What do we do with all these negative emotions that we didn’t ask for and don’t want, but nevertheless show up in our minds and hearts? This is an important question because left unchecked, these emotions are capable of producing enormous damage in us and in our churches.  

I’ve been spending some time in Paul’s letter to the Galatians, thinking about the conflict between the flesh and the Spirit within each of us. Part of the list of the “acts of the flesh” that Paul provides gives us a glimpse of what could happen in us and in our churches if we don’t address our negative emotions.  

“…hatred, discord, jealousy, fits of rage, selfish ambition, dissensions, factions and envy…”

Galatians 5:20-21

The negative emotions we experience have the potential to do serious damage in our hearts, families and churches.  

So, how do we avoid this? I find Paul’s words so helpful here.  

“So I say, walk by the Spirit, and you will not gratify the desires of the flesh.”
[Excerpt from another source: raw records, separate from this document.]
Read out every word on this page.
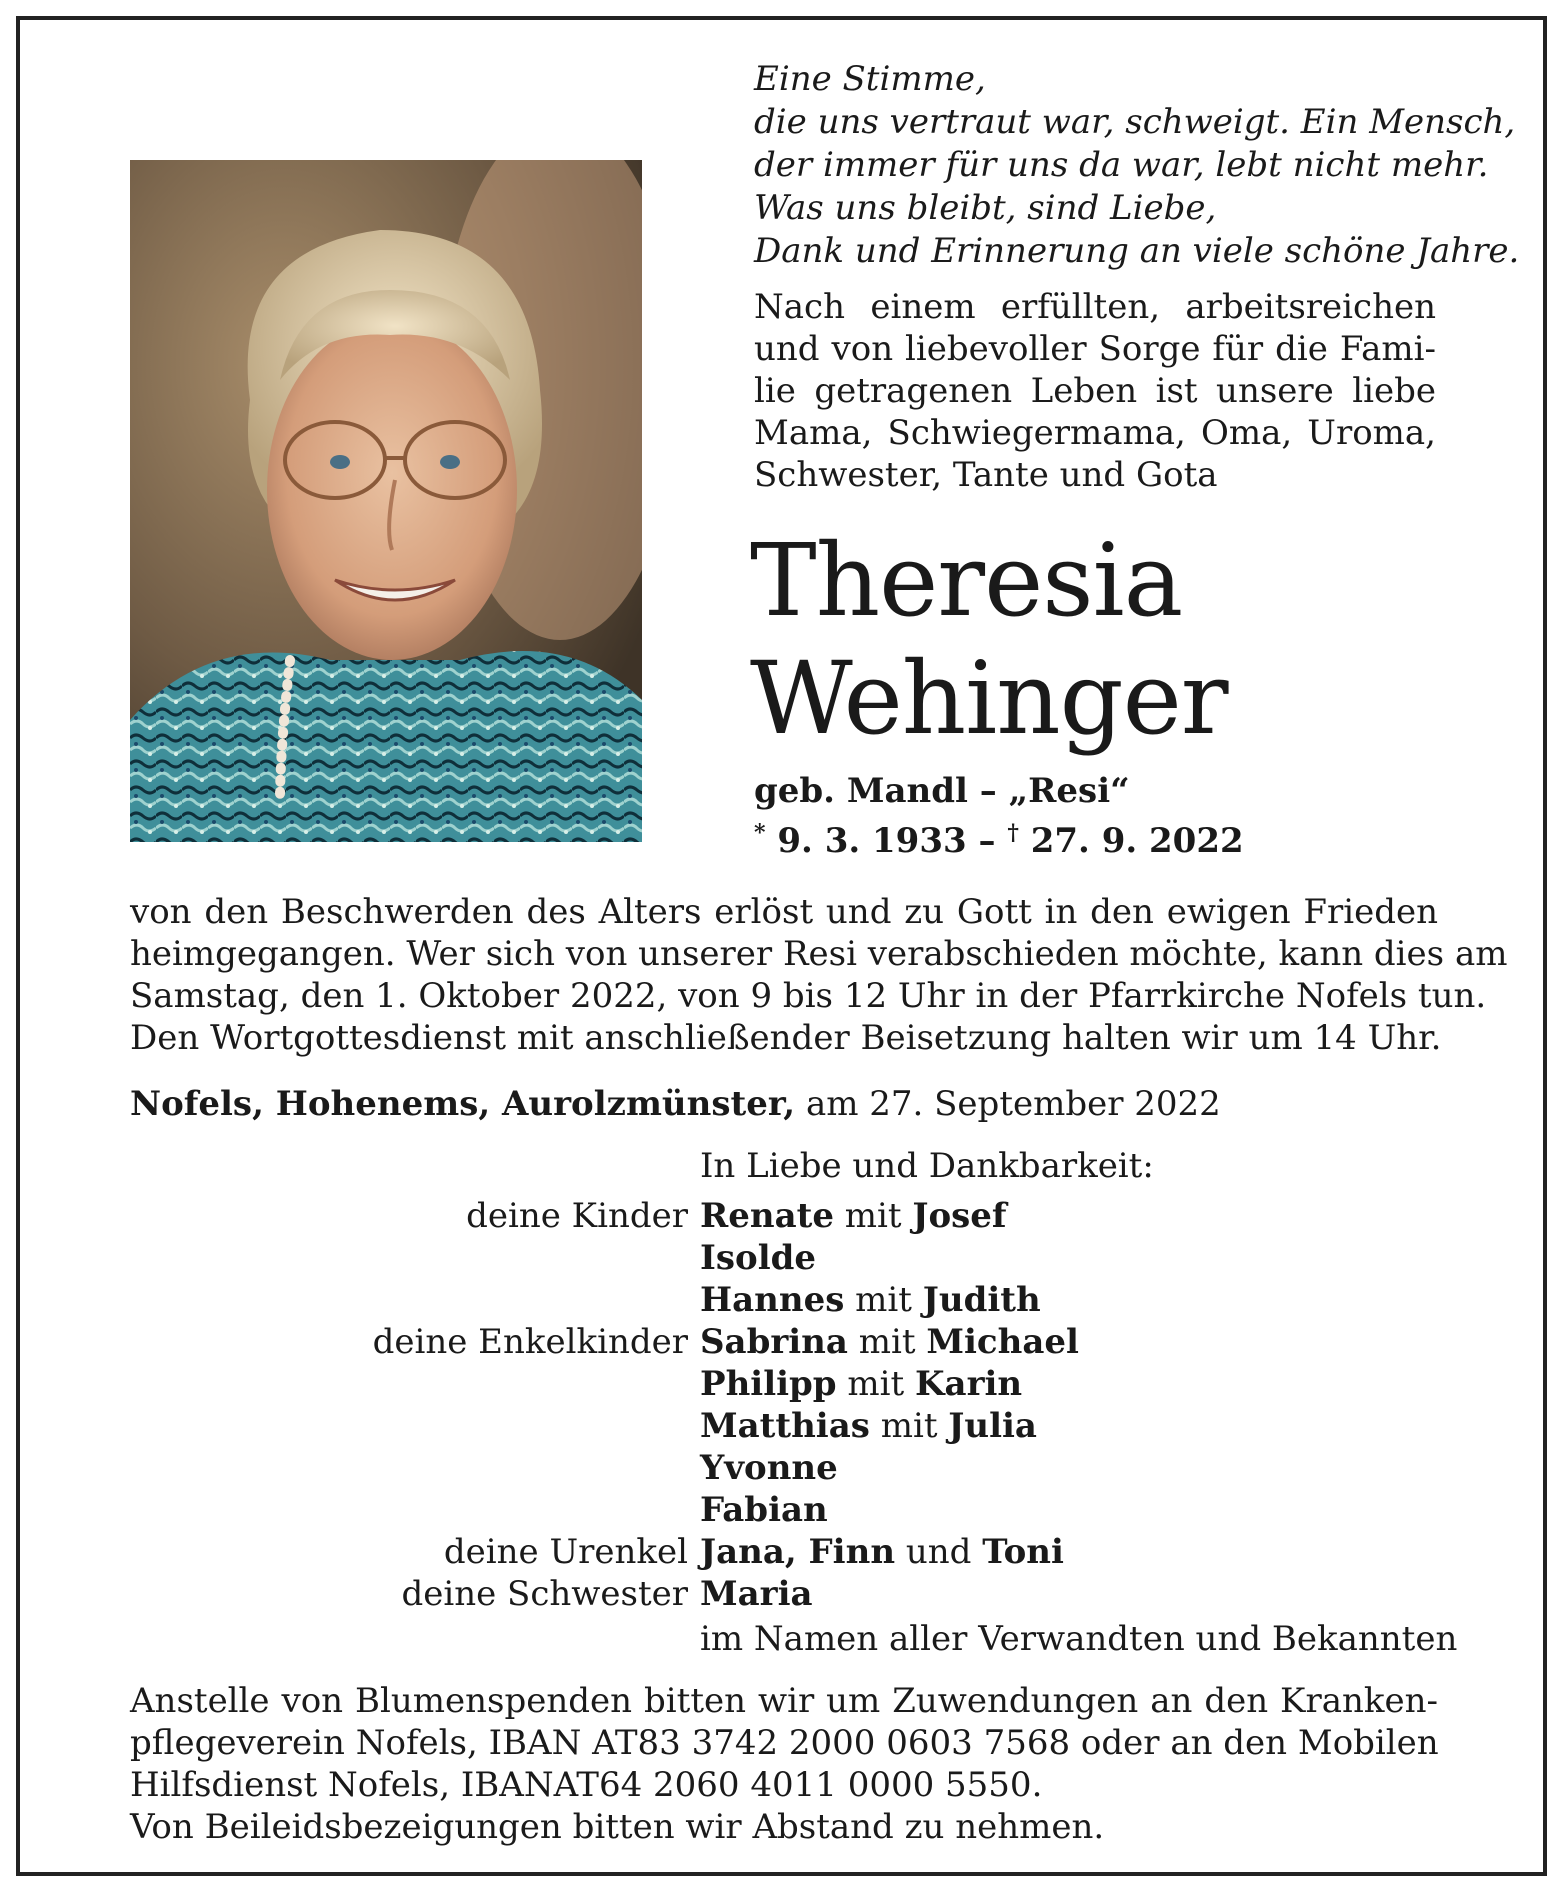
Eine Stimme,
die uns vertraut war, schweigt. Ein Mensch,
der immer für uns da war, lebt nicht mehr.
Was uns bleibt, sind Liebe,
Dank und Erinnerung an viele schöne Jahre.
Nach einem erfüllten, arbeitsreichen
und von liebevoller Sorge für die Fami-
lie getragenen Leben ist unsere liebe
Mama, Schwiegermama, Oma, Uroma,
Schwester, Tante und Gota
Theresia
Wehinger
geb. Mandl – „Resi“
* 9. 3. 1933 – † 27. 9. 2022
von den Beschwerden des Alters erlöst und zu Gott in den ewigen Frieden
heimgegangen. Wer sich von unserer Resi verabschieden möchte, kann dies am
Samstag, den 1. Oktober 2022, von 9 bis 12 Uhr in der Pfarrkirche Nofels tun.
Den Wortgottesdienst mit anschließender Beisetzung halten wir um 14 Uhr.
Nofels, Hohenems, Aurolzmünster, am 27. September 2022
In Liebe und Dankbarkeit:
deine Kinder Renate mit Josef
Isolde
Hannes mit Judith
deine Enkelkinder Sabrina mit Michael
Philipp mit Karin
Matthias mit Julia
Yvonne
Fabian
deine Urenkel Jana, Finn und Toni
deine Schwester Maria
im Namen aller Verwandten und Bekannten
Anstelle von Blumenspenden bitten wir um Zuwendungen an den Kranken-
pflegeverein Nofels, IBAN AT83 3742 2000 0603 7568 oder an den Mobilen
Hilfsdienst Nofels, IBANAT64 2060 4011 0000 5550.
Von Beileidsbezeigungen bitten wir Abstand zu nehmen.
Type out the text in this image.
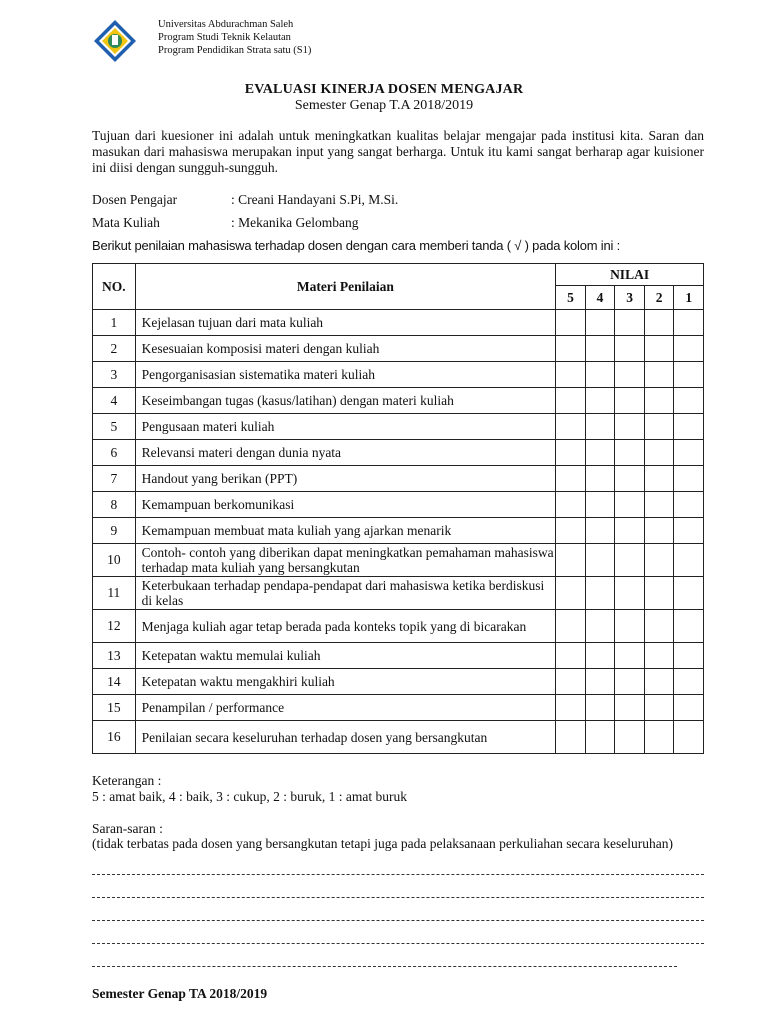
Universitas Abdurachman Saleh
Program Studi Teknik Kelautan
Program Pendidikan Strata satu (S1)
EVALUASI KINERJA DOSEN MENGAJAR
Semester Genap T.A 2018/2019
Tujuan dari kuesioner ini adalah untuk meningkatkan kualitas belajar mengajar pada institusi kita. Saran dan masukan dari mahasiswa merupakan input yang sangat berharga. Untuk itu kami sangat berharap agar kuisioner ini diisi dengan sungguh-sungguh.
Dosen Pengajar	: Creani Handayani S.Pi, M.Si.
Mata Kuliah	: Mekanika Gelombang
Berikut penilaian mahasiswa terhadap dosen dengan cara memberi tanda ( √ ) pada kolom ini :
NO.	Materi Penilaian	NILAI				
		5	4	3	2	1
1	Kejelasan tujuan dari mata kuliah					
2	Kesesuaian komposisi materi dengan kuliah					
3	Pengorganisasian sistematika materi kuliah					
4	Keseimbangan tugas (kasus/latihan) dengan materi kuliah					
5	Pengusaan materi kuliah					
6	Relevansi materi dengan dunia nyata					
7	Handout yang berikan (PPT)					
8	Kemampuan berkomunikasi					
9	Kemampuan membuat mata kuliah yang ajarkan menarik					
10	Contoh- contoh yang diberikan dapat meningkatkan pemahaman mahasiswa terhadap mata kuliah yang bersangkutan					
11	Keterbukaan terhadap pendapa-pendapat dari mahasiswa ketika berdiskusi di kelas					
12	Menjaga kuliah agar tetap berada pada konteks topik yang di bicarakan					
13	Ketepatan waktu memulai kuliah					
14	Ketepatan waktu mengakhiri kuliah					
15	Penampilan / performance					
16	Penilaian secara keseluruhan terhadap dosen yang bersangkutan					
Keterangan :
5 : amat baik, 4 : baik, 3 : cukup, 2 : buruk, 1 : amat buruk
Saran-saran :
(tidak terbatas pada dosen yang bersangkutan tetapi juga pada pelaksanaan perkuliahan secara keseluruhan)
Semester Genap TA 2018/2019
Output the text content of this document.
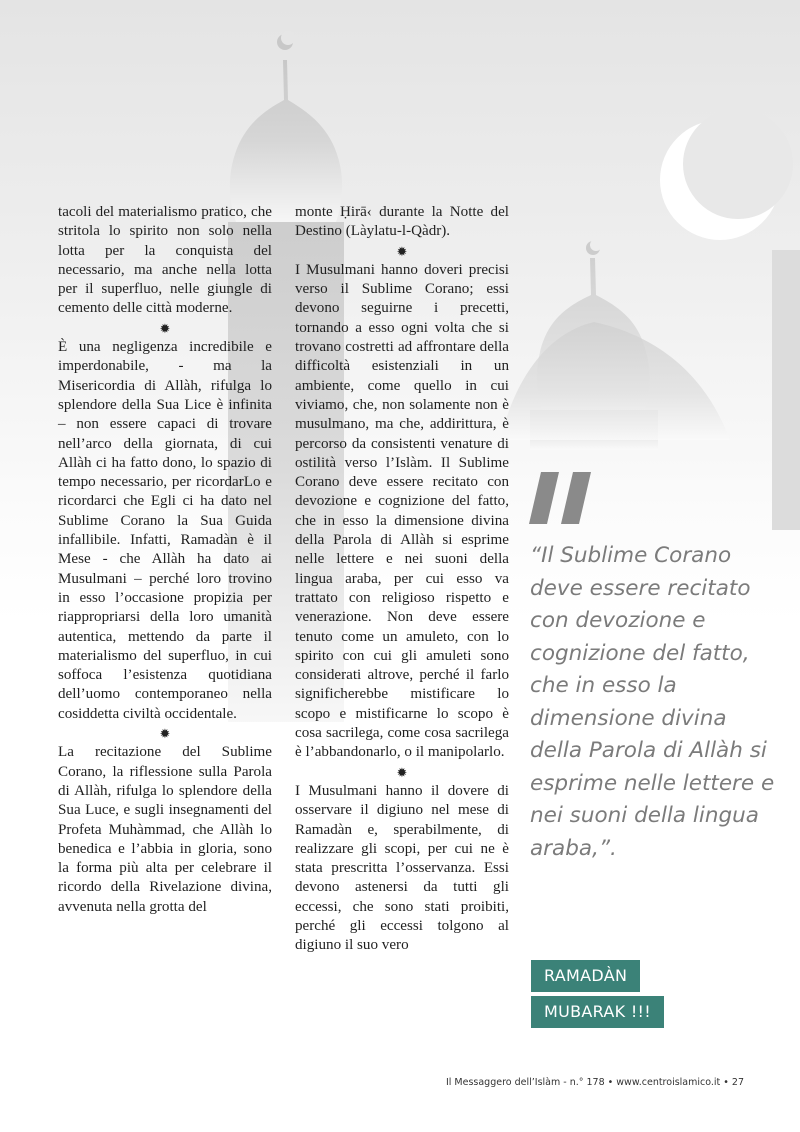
tacoli del materialismo pratico, che stritola lo spirito non solo nella lotta per la conquista del necessario, ma anche nella lotta per il superfluo, nelle giungle di cemento delle città moderne.

✹

È una negligenza incredibile e imperdonabile, - ma la Misericordia di Allàh, rifulga lo splendore della Sua Lice è infinita – non essere capaci di trovare nell’arco della giornata, di cui Allàh ci ha fatto dono, lo spazio di tempo necessario, per ricordarLo e ricordarci che Egli ci ha dato nel Sublime Corano la Sua Guida infallibile. Infatti, Ramadàn è il Mese - che Allàh ha dato ai Musulmani – perché loro trovino in esso l’occasione propizia per riappropriarsi della loro umanità autentica, mettendo da parte il materialismo del superfluo, in cui soffoca l’esistenza quotidiana dell’uomo contemporaneo nella cosiddetta civiltà occidentale.

✹

La recitazione del Sublime Corano, la riflessione sulla Parola di Allàh, rifulga lo splendore della Sua Luce, e sugli insegnamenti del Profeta Muhàmmad, che Allàh lo benedica e l’abbia in gloria, sono la forma più alta per celebrare il ricordo della Rivelazione divina, avvenuta nella grotta del

monte Ḥirā‹ durante la Notte del Destino (Làylatu-l-Qàdr).

✹

I Musulmani hanno doveri precisi verso il Sublime Corano; essi devono seguirne i precetti, tornando a esso ogni volta che si trovano costretti ad affrontare della difficoltà esistenziali in un ambiente, come quello in cui viviamo, che, non solamente non è musulmano, ma che, addirittura, è percorso da consistenti venature di ostilità verso l’Islàm. Il Sublime Corano deve essere recitato con devozione e cognizione del fatto, che in esso la dimensione divina della Parola di Allàh si esprime nelle lettere e nei suoni della lingua araba, per cui esso va trattato con religioso rispetto e venerazione. Non deve essere tenuto come un amuleto, con lo spirito con cui gli amuleti sono considerati altrove, perché il farlo significherebbe mistificare lo scopo e mistificarne lo scopo è cosa sacrilega, come cosa sacrilega è l’abbandonarlo, o il manipolarlo.

✹

I Musulmani hanno il dovere di osservare il digiuno nel mese di Ramadàn e, sperabilmente, di realizzare gli scopi, per cui ne è stata prescritta l’osservanza. Essi devono astenersi da tutti gli eccessi, che sono stati proibiti, perché gli eccessi tolgono al digiuno il suo vero

“Il Sublime Corano deve essere recitato con devozione e cognizione del fatto, che in esso la dimensione divina della Parola di Allàh si esprime nelle lettere e nei suoni della lingua araba,”.

RAMADÀN
MUBARAK !!!
Il Messaggero dell’Islàm - n.° 178 • www.centroislamico.it • 27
Gratifying the flesh would involve expressing or repressing our negative emotions in ways that are unhealthy, that lead to the discord, dissensions and factions that Paul talked about.

Why? Because the flesh always entices us to seek fulfillment for our desires and emotions in anything and everything that’s not God.

Notice that Paul doesn’t simply say, “Don’t gratify the desires of the flesh.” He essentially says, “If you walk by the Spirit…you won’t [gratify the desires of the flesh].”  

There is a massive difference here. One is all about our effort. Do better. Try harder. The other is about all about the transformational power of the Holy Spirit at work within us.

You already know that trying harder isn’t going to accomplish much. But the power of the Holy Spirit is a different story altogether.  

I’ve been reminded this week of how important it is for us as pastors and ministry leaders to live connected to the Holy Spirit. The Spirit empowers us to say no to the desires of the flesh and yes to the movement of God in our hearts.  

So, how are you staying connected to the Holy Spirit this week? How is your time in the Scriptures?

Are you investing in intentional, honest and accountable relationships with other Jesus followers? So often in my life, the Spirit guides, encourages and challenges through other believers that I am journeying with.  

Wrap Up

Could I challenge you? This matters. Living connected to the Spirit is critical to our health and longevity in ministry. 

It’s critical to the well-being of our families and our churches. Ministry is challenging and emotionally complex. How we navigate the emotions of ministry is so important.

May you live connected to the power of the Holy Spirit this week as we all navigate the complex emotions of ministry.